The second is the Showrunner's VisualContext and VisualSubject fields on each BeatPlan. These carry the committed visual environment and subject descriptions across scenes, so the ImageDirector isn't re-inventing each scene from scratch. Narrative continuity at the screenplay level translates to visual continuity at the generation level.
The Director's Studio in the UI surfaces these mechanisms explicitly — you can review and override the ImageDirector's output per scene, set active asset versions, and trigger regeneration with modified prompts before the Pixverse animation pass runs.
Stage 5: Assembly (Remotion)
The final stage assembles all generated assets — video clips, narration audio, score segments, subtitle text — into a finished video.
We use Remotion for assembly, which lets us define the entire video as a React component tree. Each scene is a component that receives its clip, audio segment, timing, and subtitle data as props. The final render is a deterministic, reproducible output from a structured data input — the same BeatPlan data that drove generation also drives assembly.
The narration durations from Stage 2 dictate clip lengths and edit points. Clips are trimmed to match narration (or looped for short ambient clips under longer narration segments). Score segments from ElevenLabs Music play at the act level, crossfading at act boundaries.

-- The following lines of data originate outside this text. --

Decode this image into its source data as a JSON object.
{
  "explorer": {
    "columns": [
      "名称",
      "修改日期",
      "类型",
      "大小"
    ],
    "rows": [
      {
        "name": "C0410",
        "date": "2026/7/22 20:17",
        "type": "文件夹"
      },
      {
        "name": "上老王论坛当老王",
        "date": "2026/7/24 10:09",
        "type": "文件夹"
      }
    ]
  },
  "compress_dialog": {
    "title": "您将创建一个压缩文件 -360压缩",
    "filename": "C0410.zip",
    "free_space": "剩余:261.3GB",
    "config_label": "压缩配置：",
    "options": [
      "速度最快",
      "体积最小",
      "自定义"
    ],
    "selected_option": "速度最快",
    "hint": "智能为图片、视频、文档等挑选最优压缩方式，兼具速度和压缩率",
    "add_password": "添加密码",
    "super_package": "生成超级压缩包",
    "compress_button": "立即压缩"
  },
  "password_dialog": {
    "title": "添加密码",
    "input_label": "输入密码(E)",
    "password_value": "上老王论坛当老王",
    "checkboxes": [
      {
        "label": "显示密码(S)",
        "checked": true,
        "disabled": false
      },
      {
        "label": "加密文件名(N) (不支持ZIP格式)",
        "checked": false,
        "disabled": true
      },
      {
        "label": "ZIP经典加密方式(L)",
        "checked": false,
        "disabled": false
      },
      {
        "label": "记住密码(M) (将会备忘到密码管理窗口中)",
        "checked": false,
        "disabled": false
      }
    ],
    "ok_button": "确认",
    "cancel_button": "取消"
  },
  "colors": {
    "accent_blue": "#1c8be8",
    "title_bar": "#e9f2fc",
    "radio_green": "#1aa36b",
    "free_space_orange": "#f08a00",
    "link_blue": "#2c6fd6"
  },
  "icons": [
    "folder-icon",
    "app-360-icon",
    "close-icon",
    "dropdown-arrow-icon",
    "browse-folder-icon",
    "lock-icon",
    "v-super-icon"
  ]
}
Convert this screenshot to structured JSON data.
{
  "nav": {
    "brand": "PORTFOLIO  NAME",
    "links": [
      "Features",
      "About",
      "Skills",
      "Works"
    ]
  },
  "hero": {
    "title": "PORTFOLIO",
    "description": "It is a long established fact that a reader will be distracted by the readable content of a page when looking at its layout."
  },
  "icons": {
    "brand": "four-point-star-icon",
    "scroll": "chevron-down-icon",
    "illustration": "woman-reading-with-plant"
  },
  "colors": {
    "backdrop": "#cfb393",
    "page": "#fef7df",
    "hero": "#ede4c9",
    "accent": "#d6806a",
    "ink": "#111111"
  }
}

The output is a single MP4 at the user's requested resolution: Draft 720p, HD 1080p, Full Quality 1080p (Studio plan and above), or 4K Ultra HD (Pro plan and above). Subtitles are embedded as a separate track and remain editable in the in-app Timeline editor after render.
Why This Architecture?
The honest answer is: because we tried the simpler approaches first and they produced lower-quality output.
Single-model pipelines are faster to build and easier to operate. We built several during development. The ceiling was consistently lower — especially for research accuracy, narration quality, and scene-to-scene visual consistency.
The Showrunner-as-sole-curator design came from a specific failure mode: when the Screenwriter had access to the full research bible, it hallucinated details from adjacent facts in the bible that weren't relevant to the scene it was writing. The fix wasn't prompt engineering — it was an architectural constraint. Only the Showrunner reads the full bible. Everything downstream works from committed facts.
Audio-first ordering came from the opposite direction: visual-first pipelines produced great-looking clips that didn't sync to narration without re-timing the audio, which always sounded wrong. The fix was to lock audio first and constrain visuals to match.
Multi-stage pipelines are harder to operate. More failure surfaces. More retry logic. But the output is noticeably better, and "noticeably better" is the product.
The pipeline described above is the current production version — not the final version. We're refining quality gates, extending the character library, and improving the Director's Studio controls. The architecture is stable; the components keep improving.